Teatr w kinie

99

Już za tydzień w kinie Muza kolejna odsłona niezwykłego cyklu Teatroteka. Tym razem wielbiciele teatru i kina będą mieli okazję obejrzeć spektakle „Dziecko” i „Człowiek bez twarzy”.

Teatr w kinie bardzo spodobał się lubinianom, dlatego kino Muza systematycznie wraca do tej formuły.

– Stwierdziliśmy, że to będzie ciekawa oferta dla ludzi, którzy lubią teatr na luzie, jak to mówią nasi widzowie – mówiła pod koniec ubiegłego roku Gabriela Mikityn z Centrum Kultury Muza.

To przede wszystkim współczesna dramaturgia, aktorstwo z najwyższej półki, a bilety kosztują jedynie 15 zł. W każdym miesiącu pokazywane są po dwa tytuły.

Najbliższe spektakle wyświetlone zostaną już 27 stycznia.

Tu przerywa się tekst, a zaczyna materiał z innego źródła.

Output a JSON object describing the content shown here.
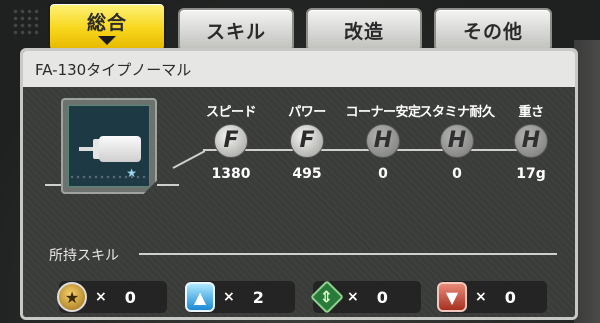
{
  "tabs": [
    {
      "label": "総合",
      "active": true
    },
    {
      "label": "スキル",
      "active": false
    },
    {
      "label": "改造",
      "active": false
    },
    {
      "label": "その他",
      "active": false
    }
  ],
  "panel": {
    "title": "FA-130タイプノーマル"
  },
  "part_icon": "motor-icon",
  "stats": [
    {
      "label": "スピード",
      "grade": "F",
      "value": "1380"
    },
    {
      "label": "パワー",
      "grade": "F",
      "value": "495"
    },
    {
      "label": "コーナー安定",
      "grade": "H",
      "value": "0"
    },
    {
      "label": "スタミナ耐久",
      "grade": "H",
      "value": "0"
    },
    {
      "label": "重さ",
      "grade": "H",
      "value": "17g"
    }
  ],
  "skills": {
    "label": "所持スキル",
    "items": [
      {
        "icon": "star-icon",
        "times": "×",
        "count": "0"
      },
      {
        "icon": "up-arrow-icon",
        "times": "×",
        "count": "2"
      },
      {
        "icon": "diamond-icon",
        "times": "×",
        "count": "0"
      },
      {
        "icon": "down-arrow-icon",
        "times": "×",
        "count": "0"
      }
    ]
  },
  "colors": {
    "active_tab": "#f7d51a",
    "panel_header": "#e6e7e4",
    "panel_body": "#3a3c39"
  }
}
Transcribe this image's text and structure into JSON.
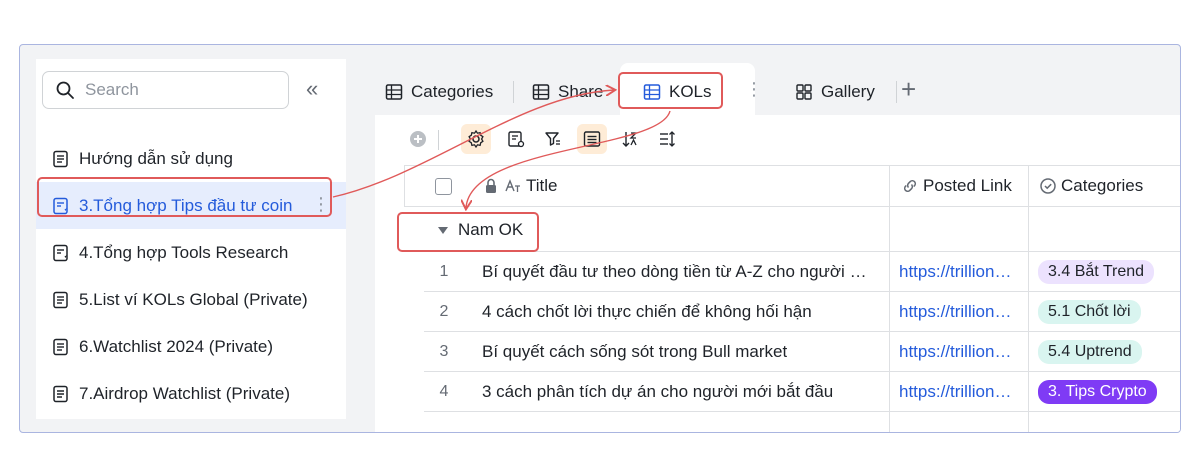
{
  "sidebar": {
    "search_placeholder": "Search",
    "collapse_glyph": "«",
    "items": [
      {
        "label": "Hướng dẫn sử dụng",
        "icon": "doc-icon"
      },
      {
        "label": "3.Tổng hợp Tips đầu tư coin",
        "icon": "table-doc-icon",
        "active": true
      },
      {
        "label": "4.Tổng hợp Tools Research",
        "icon": "table-doc-icon"
      },
      {
        "label": "5.List ví KOLs Global (Private)",
        "icon": "doc-icon"
      },
      {
        "label": "6.Watchlist 2024 (Private)",
        "icon": "doc-icon"
      },
      {
        "label": "7.Airdrop Watchlist (Private)",
        "icon": "doc-icon"
      }
    ],
    "more_glyph": "⋮"
  },
  "tabs": [
    {
      "label": "Categories",
      "icon": "grid-icon"
    },
    {
      "label": "Share",
      "icon": "grid-icon"
    },
    {
      "label": "KOLs",
      "icon": "grid-icon",
      "active": true
    },
    {
      "label": "Gallery",
      "icon": "gallery-icon"
    }
  ],
  "tab_more_glyph": "⋮",
  "tab_add_glyph": "+",
  "table": {
    "columns": [
      "Title",
      "Posted Link",
      "Categories"
    ],
    "group": "Nam OK",
    "rows": [
      {
        "num": "1",
        "title": "Bí quyết đầu tư theo dòng tiền từ A-Z cho người mới bắt đầu",
        "link": "https://trillionaire.vn",
        "category": "3.4 Bắt Trend",
        "tag_bg": "#ece2fe",
        "tag_fg": "#1f2329"
      },
      {
        "num": "2",
        "title": "4 cách chốt lời thực chiến để không hối hận",
        "link": "https://trillionaire.vn",
        "category": "5.1 Chốt lời",
        "tag_bg": "#d9f5f0",
        "tag_fg": "#1f2329"
      },
      {
        "num": "3",
        "title": "Bí quyết cách sống sót trong Bull market",
        "link": "https://trillionaire.vn",
        "category": "5.4 Uptrend",
        "tag_bg": "#d9f5f0",
        "tag_fg": "#1f2329"
      },
      {
        "num": "4",
        "title": "3 cách phân tích dự án cho người mới bắt đầu",
        "link": "https://trillionaire.vn",
        "category": "3. Tips Crypto",
        "tag_bg": "#7f3bf5",
        "tag_fg": "#ffffff"
      }
    ]
  },
  "colors": {
    "accent": "#245bdb",
    "highlight": "#e05a5a"
  }
}
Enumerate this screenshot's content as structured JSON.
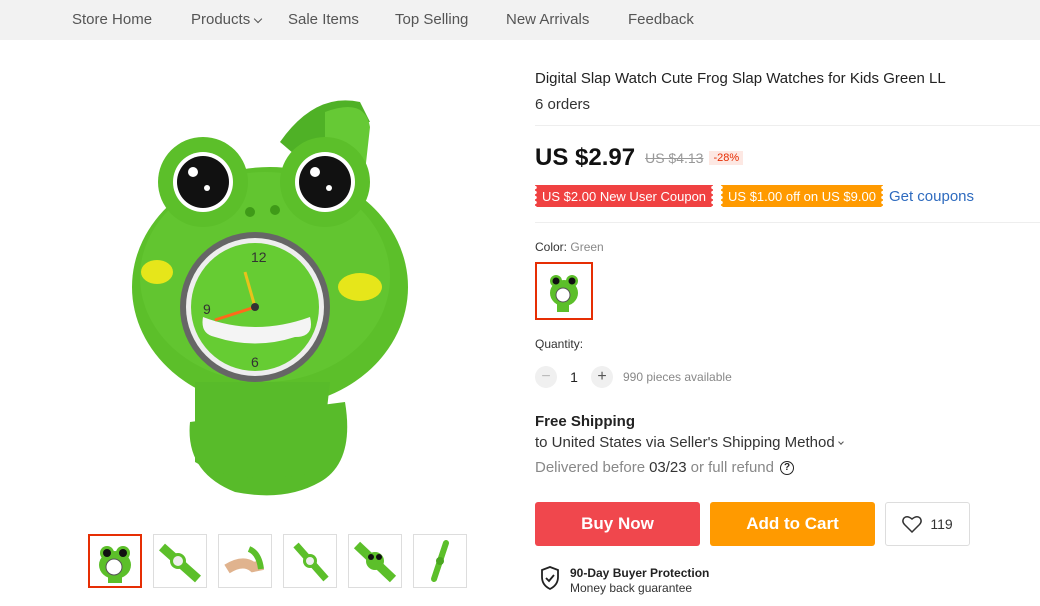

A będą to: „Dziecko” i „Człowiek bez twarzy”.

Kolejna Teatroteka w przyszłym miesiącu – 17 lutego. Wtedy będzie można obejrzeć przedstawienia: „Nie ma” i „Gardenia”.

Wszystkie spektakle rozpoczynają się o godzinie 19 w sali widowiskowej.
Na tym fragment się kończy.